After the reverses in the Iowa and New Hampshire primaries, Hillary Clinton could still go on to win the nomination, but that would be as hard as scaling the Himalayas. Unexpectedly, she came third in Iowa, well behind Obama and Edwards. Her showing in New Hampshire had also been equally poor -- trailing behind Obama by a substantial margin -- almost sealing her fate. Her campaign team lapsed into total despondency, and almost all television channels showed images of her coming close to tears. The critics enjoyed her apparent loss of nerve.
The concerted assault mounted on Mrs Clinton stirred something deep down among New Hampshire's womenfolk, who seemed to reckon it as male chanvinism against one of their kind. This realisation resulted in an unexpected victory for Hillary, although her margin over Obama was barely three percent. It was, however, a life-line of sorts for Hillary for the coming contests in Nevada and South Carolina soon afterwards.
There could be surprises galore in the US' presidential election with the introduction of many new factors in the multi-faceted exercise but, as far as Democrats are concerned, the contest is essentially between Mrs Clinton and Obama Barrack. And, at the moment, even if Hillary appears to have the edge it all could end in tears -- given that the Clintons inspire revulsion among a large number of Republicans and distrust among the liberals in the Democratic camp.

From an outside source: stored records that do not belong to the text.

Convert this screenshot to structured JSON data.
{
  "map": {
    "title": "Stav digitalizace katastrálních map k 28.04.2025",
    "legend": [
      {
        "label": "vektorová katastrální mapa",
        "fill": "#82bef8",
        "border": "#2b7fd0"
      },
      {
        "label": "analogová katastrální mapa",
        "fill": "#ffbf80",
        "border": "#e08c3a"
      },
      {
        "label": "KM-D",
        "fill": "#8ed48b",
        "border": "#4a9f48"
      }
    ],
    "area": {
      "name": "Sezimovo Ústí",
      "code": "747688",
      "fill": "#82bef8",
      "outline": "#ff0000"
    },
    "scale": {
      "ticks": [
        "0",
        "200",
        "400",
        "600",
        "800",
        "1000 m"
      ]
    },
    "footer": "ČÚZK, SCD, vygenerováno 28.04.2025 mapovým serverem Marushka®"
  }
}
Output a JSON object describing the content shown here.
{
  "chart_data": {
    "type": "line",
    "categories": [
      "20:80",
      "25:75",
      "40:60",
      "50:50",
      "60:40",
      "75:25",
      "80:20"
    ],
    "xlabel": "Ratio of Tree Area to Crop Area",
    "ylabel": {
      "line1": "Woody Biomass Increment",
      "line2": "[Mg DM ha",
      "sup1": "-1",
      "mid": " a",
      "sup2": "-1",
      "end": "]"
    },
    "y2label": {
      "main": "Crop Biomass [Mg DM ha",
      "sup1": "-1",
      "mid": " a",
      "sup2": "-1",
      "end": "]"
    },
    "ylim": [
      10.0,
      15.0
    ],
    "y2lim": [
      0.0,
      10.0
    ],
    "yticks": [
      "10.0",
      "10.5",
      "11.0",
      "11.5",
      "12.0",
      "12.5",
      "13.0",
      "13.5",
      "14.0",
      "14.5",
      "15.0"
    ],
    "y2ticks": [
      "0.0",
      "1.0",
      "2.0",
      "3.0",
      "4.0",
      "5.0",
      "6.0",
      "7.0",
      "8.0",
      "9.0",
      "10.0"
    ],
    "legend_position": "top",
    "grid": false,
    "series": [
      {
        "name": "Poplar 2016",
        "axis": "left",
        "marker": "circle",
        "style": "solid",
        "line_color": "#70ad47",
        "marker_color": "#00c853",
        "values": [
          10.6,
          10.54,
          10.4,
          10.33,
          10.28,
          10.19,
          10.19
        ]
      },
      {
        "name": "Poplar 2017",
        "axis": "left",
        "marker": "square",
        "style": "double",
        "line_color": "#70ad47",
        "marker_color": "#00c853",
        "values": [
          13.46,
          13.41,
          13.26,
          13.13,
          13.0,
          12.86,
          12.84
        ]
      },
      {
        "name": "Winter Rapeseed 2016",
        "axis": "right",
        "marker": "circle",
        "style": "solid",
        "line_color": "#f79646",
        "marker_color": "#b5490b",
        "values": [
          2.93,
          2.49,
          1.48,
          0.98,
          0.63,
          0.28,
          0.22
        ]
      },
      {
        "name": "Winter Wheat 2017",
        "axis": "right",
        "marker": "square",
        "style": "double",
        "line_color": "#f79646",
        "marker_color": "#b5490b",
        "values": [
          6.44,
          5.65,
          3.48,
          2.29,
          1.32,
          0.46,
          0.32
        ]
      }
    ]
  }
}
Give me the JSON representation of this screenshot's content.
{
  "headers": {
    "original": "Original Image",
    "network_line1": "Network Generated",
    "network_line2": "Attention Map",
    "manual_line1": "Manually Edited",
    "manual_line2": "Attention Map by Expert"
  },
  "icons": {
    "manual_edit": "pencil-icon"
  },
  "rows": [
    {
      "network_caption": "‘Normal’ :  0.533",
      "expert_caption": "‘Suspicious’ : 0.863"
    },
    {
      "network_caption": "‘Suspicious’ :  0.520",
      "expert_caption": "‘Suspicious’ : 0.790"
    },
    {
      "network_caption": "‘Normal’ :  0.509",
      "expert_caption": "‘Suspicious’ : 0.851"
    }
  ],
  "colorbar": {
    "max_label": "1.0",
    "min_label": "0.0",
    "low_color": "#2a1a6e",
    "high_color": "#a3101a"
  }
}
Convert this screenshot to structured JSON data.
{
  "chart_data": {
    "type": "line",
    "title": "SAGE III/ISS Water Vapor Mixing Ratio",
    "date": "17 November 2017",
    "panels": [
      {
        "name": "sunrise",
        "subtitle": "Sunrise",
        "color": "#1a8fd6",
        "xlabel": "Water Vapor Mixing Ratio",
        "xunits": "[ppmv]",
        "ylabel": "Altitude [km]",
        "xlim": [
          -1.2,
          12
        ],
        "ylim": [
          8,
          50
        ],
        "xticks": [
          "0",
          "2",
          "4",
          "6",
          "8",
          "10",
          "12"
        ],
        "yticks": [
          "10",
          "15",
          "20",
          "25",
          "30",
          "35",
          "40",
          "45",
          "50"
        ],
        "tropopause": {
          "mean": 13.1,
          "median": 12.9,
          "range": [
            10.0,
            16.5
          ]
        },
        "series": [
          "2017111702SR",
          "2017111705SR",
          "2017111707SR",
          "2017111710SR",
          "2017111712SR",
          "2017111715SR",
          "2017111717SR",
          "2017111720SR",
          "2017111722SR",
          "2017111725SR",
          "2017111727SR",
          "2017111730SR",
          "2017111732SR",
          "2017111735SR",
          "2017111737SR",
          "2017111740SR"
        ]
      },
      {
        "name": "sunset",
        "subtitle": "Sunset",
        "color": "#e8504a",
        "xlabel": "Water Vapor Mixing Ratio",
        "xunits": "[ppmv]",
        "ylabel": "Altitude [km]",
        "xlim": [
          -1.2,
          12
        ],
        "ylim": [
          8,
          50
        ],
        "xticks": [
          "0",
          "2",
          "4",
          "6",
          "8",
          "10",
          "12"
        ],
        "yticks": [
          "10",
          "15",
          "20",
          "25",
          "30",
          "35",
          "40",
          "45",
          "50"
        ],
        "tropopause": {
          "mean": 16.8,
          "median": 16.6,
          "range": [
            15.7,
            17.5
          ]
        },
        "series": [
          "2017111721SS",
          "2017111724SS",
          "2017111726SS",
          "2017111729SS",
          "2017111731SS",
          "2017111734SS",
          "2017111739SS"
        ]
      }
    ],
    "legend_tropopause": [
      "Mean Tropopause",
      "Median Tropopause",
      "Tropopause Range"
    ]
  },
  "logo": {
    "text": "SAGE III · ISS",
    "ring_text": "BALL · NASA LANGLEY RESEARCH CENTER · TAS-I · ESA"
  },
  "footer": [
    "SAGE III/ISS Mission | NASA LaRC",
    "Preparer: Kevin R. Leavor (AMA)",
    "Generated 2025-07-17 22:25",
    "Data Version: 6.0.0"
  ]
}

After all, Senator Hillary still bears the stigma of approving president Bush's Iraq campaign, and has seldom been vocal about bringing back the American troops from virtually the jaws of death in Iraq's inferno.
Besides, Obama, her opponent, continues to be a formidable hurdle for Hillary, because his appeal is more bipartisan. That he refused to capitalise on his African-American identity won him considerable support in a far wider spectrum of the American electorate. Indeed, he showed wisdom in casting himself as a post-racial candidate. In the electoral circus, amid the jugglers and clowns, he has excelled as a tight-rope walker with speeches whose dearth of substance and gravitas is trumped by their eloquence.
There is widespread optimism that an Obama presidency would dramatically repair the tarnished image of America. It would also drastically alter the international perception of America as an arrogant and aggressive superpower, as well as America's image of itself. If Obama can make it to the White House, it would imply fulfillment of Martin Luther King's dream of a country whose citizens are not judged by the colour of their skin but by the content of their character.
All these factors with regard to Obama's candidature make him a formidable hurdle to be surmounted by Hillary Clinton to reach the White House, hitherto an abode for white supremacists. Even if Hillary can occupy it she will find it as difficult as climbing the Everest. However, it will vindicate her fond claim of her being named after the conqueror of the Everest.